= Life Extension Society =

Defunct 1964 human cryonic preservation advocacy, revived in 1992

The Life Extension Society (LES) with its network of coordinators was the first cryonics organization in the world. It was founded by Evan Cooper in 1964 to promote cryonic suspension of people, and became the seed tree for cryonics societies throughout the US where local cryonics advocates would meet as a result of contact through the LES mailing list. The original LES ceased existence near the end of the 1960s, but an organization with the same name and similar objectives was incorporated in Maryland in 1992.

== History ==
In 1962, Cooper privately published a manuscript named Immortality: Physically, Scientifically, Now under his pseudonym, Nathan Duhring. The book is considered by Michael Darwin "a modest, almost apologetic one; the ideas it contains are the stuff of genius and the fabric of change, in it, he advocated that men need not be born only to die and that if they were frozen at or near the time of death they might yet have a chance to live again, whole and complete, forever." In the same year, but shortly after Cooper's book appeared, a Michigan college physics teacher, Robert Ettinger, privately published his book The Prospect of Immortality, that independently suggested the same idea.

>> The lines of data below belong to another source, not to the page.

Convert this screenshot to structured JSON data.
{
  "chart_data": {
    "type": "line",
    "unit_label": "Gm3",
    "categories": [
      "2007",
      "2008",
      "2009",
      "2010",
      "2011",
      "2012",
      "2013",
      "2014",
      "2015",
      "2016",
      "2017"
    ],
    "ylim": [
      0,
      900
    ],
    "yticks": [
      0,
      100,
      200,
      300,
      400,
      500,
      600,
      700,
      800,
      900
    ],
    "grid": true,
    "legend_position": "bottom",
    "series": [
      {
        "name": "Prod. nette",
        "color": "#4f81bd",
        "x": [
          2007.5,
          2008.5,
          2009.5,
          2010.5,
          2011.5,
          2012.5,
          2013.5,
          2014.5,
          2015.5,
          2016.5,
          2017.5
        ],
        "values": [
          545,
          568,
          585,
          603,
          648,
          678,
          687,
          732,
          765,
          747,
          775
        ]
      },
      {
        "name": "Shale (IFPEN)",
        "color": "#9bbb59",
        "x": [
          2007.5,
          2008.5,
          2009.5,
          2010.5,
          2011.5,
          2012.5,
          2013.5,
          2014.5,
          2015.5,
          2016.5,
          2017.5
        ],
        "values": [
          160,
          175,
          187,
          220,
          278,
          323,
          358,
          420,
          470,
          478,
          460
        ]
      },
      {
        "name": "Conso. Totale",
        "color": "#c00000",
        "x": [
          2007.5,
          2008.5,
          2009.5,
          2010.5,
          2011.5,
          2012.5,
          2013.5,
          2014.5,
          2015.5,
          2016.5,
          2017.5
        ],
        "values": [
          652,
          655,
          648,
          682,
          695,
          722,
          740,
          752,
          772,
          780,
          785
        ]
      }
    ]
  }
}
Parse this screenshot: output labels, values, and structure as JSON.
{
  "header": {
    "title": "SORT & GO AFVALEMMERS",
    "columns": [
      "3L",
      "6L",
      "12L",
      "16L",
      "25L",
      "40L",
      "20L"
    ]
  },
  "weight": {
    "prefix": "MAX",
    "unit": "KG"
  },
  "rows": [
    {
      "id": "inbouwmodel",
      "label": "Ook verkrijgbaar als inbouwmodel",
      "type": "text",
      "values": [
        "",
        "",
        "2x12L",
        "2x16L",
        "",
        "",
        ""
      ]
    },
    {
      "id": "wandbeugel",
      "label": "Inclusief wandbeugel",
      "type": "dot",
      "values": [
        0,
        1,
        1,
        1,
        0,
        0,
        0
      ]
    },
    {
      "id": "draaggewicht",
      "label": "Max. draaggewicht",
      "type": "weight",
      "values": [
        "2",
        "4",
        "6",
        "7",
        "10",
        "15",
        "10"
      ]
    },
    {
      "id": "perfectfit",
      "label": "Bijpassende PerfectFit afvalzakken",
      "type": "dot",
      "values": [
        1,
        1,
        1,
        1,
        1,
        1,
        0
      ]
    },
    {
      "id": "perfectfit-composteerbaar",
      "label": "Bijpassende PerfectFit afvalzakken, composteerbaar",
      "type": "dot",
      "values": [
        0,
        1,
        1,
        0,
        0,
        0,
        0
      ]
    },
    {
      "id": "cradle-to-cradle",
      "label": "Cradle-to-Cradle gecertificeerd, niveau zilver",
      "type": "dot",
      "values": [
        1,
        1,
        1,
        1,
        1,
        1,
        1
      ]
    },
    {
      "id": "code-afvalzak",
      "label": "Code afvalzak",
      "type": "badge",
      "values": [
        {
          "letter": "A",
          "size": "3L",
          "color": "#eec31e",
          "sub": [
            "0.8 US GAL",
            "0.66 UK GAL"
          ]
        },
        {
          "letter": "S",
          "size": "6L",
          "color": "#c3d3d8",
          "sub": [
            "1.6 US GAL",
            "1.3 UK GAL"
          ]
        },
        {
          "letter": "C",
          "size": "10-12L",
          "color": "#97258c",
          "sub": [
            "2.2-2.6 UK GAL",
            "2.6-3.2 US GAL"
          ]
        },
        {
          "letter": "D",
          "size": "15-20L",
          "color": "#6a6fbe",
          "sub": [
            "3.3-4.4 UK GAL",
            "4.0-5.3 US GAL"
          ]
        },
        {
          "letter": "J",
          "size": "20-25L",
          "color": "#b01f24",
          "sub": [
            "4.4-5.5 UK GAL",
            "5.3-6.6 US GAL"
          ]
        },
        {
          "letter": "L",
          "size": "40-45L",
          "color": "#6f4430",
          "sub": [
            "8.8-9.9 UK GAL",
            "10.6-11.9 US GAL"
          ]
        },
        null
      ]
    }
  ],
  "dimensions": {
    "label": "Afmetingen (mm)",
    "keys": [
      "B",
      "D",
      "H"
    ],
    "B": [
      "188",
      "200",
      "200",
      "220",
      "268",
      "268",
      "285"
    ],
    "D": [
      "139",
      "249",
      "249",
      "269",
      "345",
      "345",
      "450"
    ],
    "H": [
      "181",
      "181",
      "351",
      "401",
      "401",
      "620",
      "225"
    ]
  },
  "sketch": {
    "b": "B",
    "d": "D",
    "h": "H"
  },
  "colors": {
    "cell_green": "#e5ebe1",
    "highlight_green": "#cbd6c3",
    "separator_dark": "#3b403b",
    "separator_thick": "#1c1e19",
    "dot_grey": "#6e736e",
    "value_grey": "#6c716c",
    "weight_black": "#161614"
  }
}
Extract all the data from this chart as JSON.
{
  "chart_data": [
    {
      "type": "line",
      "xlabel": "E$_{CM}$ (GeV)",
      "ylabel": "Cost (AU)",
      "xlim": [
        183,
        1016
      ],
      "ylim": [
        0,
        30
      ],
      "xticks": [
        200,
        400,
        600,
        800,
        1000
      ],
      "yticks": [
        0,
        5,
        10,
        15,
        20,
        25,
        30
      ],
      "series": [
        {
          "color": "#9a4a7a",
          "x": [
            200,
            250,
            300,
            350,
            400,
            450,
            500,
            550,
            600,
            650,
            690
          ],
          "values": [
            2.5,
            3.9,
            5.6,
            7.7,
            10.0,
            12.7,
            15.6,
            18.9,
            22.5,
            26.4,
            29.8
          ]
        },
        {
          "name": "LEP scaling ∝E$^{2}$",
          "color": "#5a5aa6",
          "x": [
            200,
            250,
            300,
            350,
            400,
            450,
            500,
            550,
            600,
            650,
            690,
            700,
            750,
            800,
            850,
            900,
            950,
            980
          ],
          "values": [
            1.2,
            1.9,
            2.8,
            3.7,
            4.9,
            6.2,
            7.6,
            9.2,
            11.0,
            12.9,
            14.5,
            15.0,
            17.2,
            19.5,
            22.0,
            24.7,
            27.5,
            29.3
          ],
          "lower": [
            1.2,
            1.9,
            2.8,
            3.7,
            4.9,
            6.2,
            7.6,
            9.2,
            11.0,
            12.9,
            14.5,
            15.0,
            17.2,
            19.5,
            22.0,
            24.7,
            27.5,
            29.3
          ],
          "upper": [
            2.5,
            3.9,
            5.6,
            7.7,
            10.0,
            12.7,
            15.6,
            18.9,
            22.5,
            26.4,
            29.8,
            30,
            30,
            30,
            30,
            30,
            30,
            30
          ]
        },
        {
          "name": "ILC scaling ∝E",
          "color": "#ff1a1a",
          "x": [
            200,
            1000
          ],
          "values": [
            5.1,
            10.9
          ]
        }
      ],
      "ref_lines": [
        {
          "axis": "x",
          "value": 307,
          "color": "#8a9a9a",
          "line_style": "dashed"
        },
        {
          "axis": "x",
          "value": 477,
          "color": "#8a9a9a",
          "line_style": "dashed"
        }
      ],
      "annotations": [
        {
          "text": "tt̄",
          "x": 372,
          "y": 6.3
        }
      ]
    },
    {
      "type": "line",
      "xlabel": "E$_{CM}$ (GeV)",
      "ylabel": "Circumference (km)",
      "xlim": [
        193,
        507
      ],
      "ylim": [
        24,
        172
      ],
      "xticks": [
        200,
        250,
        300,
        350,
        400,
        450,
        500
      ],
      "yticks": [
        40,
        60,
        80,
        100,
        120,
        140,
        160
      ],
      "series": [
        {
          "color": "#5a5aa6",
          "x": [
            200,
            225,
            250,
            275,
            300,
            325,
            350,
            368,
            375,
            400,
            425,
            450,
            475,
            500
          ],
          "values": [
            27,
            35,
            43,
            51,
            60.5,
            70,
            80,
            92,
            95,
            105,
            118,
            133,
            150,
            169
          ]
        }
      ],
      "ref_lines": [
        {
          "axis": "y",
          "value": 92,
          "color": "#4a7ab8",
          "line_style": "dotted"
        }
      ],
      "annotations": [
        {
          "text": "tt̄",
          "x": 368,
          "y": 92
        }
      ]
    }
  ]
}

Ettinger came to be credited as the originator of cryonics, perhaps because his book was republished by Doubleday in 1964 on the recommendations of Isaac Asimov and Fred Pohl, and received more publicity. Ettinger also stayed with the movement longer. Nevertheless, the cryonics historian R. Michael Perry has written: “Evan Cooper deserves the principal credit for forming an organized cryonics movement.”